When Henley learned they were trying to sell portions of the manuscripts, he filed police reports, told the defendants that the materials were stolen, and demanded the return of his property, according to prosecutors. Rather than making any effort to ensure they actually had rightful ownership, the defendants allegedly responded by engaging in a years-long campaign to prevent Henley from recovering the manuscripts.

According to the indictment, Horowitz and Inciardi worked to fabricate the manuscripts' provenance -- the record of ownership -- and attempted to use that false statement of provenance to coerce Henley into buying back his stolen property.
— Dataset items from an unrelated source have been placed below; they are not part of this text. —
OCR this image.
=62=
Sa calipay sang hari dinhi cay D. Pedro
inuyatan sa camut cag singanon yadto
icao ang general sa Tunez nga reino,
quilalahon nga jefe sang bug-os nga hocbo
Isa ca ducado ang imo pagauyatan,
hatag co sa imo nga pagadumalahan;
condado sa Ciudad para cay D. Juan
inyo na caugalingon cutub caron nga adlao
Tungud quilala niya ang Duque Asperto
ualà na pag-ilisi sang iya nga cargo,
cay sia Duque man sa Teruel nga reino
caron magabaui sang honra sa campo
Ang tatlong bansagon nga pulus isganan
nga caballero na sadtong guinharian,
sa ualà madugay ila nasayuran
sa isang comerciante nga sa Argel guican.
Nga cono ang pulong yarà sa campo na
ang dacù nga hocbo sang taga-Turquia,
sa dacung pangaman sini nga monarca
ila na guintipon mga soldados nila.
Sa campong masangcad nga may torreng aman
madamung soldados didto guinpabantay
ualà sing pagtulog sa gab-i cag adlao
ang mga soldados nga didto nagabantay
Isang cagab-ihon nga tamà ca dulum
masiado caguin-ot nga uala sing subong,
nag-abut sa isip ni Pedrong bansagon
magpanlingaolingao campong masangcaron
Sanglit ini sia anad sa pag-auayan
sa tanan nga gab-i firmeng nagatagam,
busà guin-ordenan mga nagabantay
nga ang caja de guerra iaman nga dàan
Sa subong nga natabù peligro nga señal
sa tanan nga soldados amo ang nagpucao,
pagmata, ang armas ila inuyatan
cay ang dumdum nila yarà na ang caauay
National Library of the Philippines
When trying to sell the manuscripts through Christie's, Inciardi allegedly lied and withheld information regarding Henley's claims.

The Manhattan district attorney's office retrieved Henley's stolen manuscripts from Sotheby's and from Kosinski's New Jersey residence, including 84 pages to songs from "Hotel California."

Not long after, Horowitz attempted to exploit the death of founding Eagles member Glenn Frey to prevent criminal prosecution: He allegedly produced a new false statement of provenance, this time claiming that the materials originated from Frey.

"[Frey] alas, is dead and identifying him as the source would make this go away once and for all," prosecutors quoted Horowitz as writing in an email.